Minimalistisch, auch lautmalerisch, gespeist mit Metaphern und einer aus dem persönlichen Empfinden erwachsenen Symbolik, die sich dem Leser nur schwer erklären, ist seine Lyrik in der Übersetzung eine große Herausforderung.
Selten, dass wie bei dem frühen Gedicht zur „Freude der Schiffbrüche“ die Bedeutung so auf der Hand liegt. Erstaunlich aber zugleich, dass Ungaretti schon als junger Mann wohl vorausahnte, dass sein langes Leben alles andere als frei bleiben würde von Schiffbrüchen. Erfahrungen jedoch, die nicht zum Untergang führen, der Überlebenswille immer mit an Bord.

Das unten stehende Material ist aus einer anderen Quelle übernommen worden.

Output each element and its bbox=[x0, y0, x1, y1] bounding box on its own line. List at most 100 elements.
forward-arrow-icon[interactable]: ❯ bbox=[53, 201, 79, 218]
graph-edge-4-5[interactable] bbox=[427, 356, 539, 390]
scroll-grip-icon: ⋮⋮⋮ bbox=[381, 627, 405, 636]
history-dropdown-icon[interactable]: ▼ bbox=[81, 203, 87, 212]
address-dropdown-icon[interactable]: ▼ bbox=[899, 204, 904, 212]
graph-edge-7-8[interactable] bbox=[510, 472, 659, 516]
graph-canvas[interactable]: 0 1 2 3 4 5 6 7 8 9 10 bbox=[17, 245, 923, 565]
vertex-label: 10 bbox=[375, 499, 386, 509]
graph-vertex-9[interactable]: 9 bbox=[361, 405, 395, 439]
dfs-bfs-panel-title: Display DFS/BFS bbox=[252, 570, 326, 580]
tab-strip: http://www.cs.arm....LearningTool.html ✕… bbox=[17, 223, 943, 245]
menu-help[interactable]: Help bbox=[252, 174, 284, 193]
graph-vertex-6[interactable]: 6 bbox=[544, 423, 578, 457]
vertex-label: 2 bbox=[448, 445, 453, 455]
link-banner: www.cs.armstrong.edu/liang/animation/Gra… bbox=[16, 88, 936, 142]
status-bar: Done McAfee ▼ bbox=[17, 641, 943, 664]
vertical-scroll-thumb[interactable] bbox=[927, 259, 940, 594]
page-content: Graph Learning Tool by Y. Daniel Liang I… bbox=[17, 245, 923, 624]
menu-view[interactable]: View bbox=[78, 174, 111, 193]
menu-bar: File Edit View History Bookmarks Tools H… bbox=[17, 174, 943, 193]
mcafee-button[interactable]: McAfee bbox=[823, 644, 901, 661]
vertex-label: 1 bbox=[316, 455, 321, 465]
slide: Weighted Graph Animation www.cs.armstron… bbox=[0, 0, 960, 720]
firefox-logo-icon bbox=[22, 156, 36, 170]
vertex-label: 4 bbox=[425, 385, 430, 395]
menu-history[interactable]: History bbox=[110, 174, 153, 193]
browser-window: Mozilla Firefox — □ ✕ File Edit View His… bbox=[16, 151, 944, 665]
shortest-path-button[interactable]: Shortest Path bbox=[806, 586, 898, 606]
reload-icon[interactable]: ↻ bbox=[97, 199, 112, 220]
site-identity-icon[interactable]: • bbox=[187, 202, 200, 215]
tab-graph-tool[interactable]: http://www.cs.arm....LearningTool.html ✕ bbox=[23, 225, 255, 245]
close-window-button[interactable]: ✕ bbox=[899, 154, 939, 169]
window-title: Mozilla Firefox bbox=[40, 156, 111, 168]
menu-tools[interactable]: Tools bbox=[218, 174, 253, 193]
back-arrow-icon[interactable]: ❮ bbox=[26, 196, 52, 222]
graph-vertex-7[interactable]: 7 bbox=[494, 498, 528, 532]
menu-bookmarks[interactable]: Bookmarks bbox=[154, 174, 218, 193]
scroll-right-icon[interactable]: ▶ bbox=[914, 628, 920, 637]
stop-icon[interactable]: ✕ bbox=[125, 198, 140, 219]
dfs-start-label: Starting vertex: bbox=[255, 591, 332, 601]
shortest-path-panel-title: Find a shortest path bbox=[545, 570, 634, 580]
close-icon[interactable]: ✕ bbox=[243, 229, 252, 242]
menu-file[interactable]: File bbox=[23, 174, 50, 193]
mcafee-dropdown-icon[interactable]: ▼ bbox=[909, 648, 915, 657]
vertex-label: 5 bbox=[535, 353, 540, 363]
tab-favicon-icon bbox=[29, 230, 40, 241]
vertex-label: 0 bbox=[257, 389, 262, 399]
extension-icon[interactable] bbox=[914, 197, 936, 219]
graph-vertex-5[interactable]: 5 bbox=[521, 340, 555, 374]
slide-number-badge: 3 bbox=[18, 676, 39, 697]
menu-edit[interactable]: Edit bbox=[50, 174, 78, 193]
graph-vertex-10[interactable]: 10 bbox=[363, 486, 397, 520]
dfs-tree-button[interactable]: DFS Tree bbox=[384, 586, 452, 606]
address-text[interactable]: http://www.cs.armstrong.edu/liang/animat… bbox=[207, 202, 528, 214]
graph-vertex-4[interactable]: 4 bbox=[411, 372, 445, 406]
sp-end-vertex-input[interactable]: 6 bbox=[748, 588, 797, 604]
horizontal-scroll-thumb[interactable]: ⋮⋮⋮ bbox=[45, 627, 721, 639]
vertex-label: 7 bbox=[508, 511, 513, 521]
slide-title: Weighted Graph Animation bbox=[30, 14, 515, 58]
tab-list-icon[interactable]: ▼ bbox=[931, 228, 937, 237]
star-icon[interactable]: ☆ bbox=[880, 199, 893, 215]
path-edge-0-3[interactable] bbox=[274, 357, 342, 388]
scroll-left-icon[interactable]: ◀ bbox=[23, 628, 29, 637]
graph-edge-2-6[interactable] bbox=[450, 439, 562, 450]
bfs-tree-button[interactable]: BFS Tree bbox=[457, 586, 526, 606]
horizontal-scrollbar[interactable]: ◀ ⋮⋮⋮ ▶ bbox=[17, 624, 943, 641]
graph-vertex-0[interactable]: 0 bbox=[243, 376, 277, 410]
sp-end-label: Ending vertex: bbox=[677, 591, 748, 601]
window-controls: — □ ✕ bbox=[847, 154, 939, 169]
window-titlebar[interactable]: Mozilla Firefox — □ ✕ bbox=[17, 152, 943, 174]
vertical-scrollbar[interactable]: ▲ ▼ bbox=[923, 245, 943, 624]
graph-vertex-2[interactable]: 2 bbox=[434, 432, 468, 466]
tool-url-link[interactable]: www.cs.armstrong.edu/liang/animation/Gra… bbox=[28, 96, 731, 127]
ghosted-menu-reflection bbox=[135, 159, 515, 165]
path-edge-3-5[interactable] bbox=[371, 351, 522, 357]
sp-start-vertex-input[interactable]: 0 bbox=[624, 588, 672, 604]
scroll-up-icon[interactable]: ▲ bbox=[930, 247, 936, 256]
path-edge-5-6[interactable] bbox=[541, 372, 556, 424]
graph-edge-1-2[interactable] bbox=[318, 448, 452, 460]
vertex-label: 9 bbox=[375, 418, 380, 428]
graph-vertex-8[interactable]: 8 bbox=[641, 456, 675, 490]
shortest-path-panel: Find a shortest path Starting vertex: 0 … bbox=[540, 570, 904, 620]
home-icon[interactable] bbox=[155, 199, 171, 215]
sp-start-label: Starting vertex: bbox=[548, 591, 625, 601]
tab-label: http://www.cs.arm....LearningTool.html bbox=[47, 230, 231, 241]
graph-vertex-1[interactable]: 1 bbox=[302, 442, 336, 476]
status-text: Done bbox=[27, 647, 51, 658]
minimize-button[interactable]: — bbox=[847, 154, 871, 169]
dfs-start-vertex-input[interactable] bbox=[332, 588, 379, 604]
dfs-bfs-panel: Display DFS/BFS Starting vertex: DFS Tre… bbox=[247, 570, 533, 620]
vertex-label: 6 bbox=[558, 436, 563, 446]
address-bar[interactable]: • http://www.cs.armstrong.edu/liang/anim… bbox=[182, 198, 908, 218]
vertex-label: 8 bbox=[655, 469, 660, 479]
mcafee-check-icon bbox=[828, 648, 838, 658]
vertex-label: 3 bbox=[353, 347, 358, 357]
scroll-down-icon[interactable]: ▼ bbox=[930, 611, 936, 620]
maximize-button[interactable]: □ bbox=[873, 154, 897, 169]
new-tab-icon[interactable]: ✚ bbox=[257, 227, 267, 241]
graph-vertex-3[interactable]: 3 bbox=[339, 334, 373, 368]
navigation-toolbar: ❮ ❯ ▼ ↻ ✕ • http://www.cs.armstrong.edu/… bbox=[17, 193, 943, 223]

„Aber die großen Männer – was sind sie, man trifft sie sehr selten, (sie) sind sehr einfach, sie lachen wunderbar, sie sind streng, ohne es denen zu zeigen, die von Strenge nichts verstehen (aber ich hoffe, ich habe die seine verstanden), und sie sind nicht furchtbar, sondern sie sind etwas mitleidiger als die anderen, etwas großzügiger, etwas kindlicher, sehr viel reifer, und am Ende berührt sich die Weisheit mit der Kindlichkeit, mit der einmal die Götter, die es nicht mehr gibt, ihre Lieblinge zu sich geholt haben.“
Ingeborg Bachmann über Giuseppe Ungaretti
Ungaretti führte ein unstetes, wechselhaftes Leben. Seine zeitweise Annäherung und Unterstützung des italienischen Faschismus wirft zwar einen Schatten auf sein Gesamtwerk. Aber seine Poesie und die Anerkennung seiner schriftstellerischen Leistung bleiben von dieser dunkleren Periode seines Lebens beinahe unberührt.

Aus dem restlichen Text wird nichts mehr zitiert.